North American Summary and Highlights 30 May

Overview - The USD was weaker after US GDP and trade data, while GDP data supported the CHF and SEK.
North American session
The USD extended European losses in North America, with US data coming in on the soft side. Q1 GDP was revised down to 1.3% from 1.6% as expected, the revisions led by consumer spending which was revised to2.0% from 2.5%, while cote PCE prices saw a marginal downward revision to 3.6% from 3.7%. Initial claims saw a marginal rise to 219k from 216k but the big surprise was a wider advance goods trade deficit fir April, of $99.4bn versus $92.3bn in March, which adds to risk of another subdued quarter from GDP in Q2. Later April pending home sales reported a sharp 7.7% decline.

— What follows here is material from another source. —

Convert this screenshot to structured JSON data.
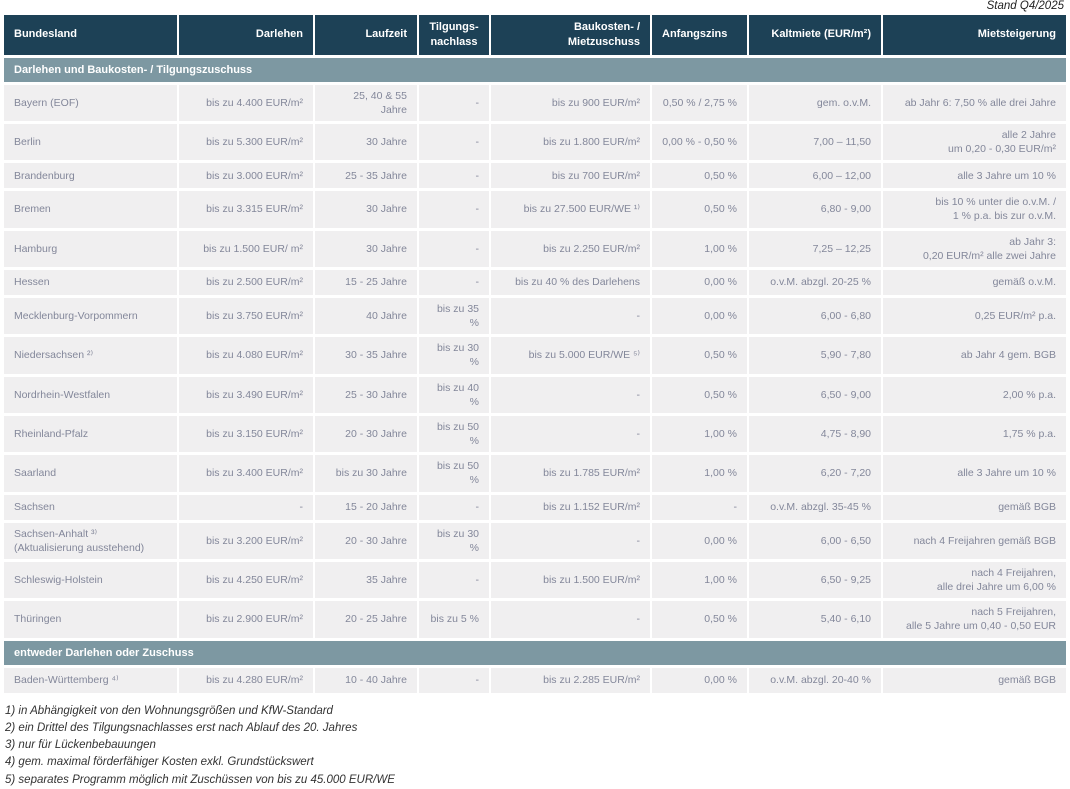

EUR/USD advanced to 1.0835 from 1.0815 ahead of the data while GBP/USD rose to 1.2735 from 1.2710. USD/CAD fell to 1.3680 from 1.3710 while AUD/USD rose to .6635 from .6620. USD/JPY was relatively resilient, moving slightly above pre-data levels to around 156.80 with only a brief dip. EUR/CHF and EUR/SEK extended European losses, falling below .98 and 11.50 respectively.
European morning session
The USD was generally lower through the European morning, losing around 0.1-0.2% against the majors. EUR/USD rallied to 1.0810 after dropping below 1.08 in Asia, while USD/JPY continued the softer tone seen in Asia, slipping below 157.
The CHF was the best performer, with EUR/CHF dropping half a figure to 0.9810 after stronger than expected Swiss Q1 GDP data, which showed a 0.5% q/q gain against a consensus of 0.3%. The SEK also performed well, with EUR/SEK falling 4 figures to 11.50 after Swedish Q1 GDP rose a much larger than expected 0.7% q/q, although the impact was reduced because 0.5% of the rise was due to inventories.
Other data saw an EU Commission survey that was much as expected, with no major change in the confidence indices, although the business climate index did improve. Spanish CPI also came in in line with expectations at 0.2% m/m on an HICP basis.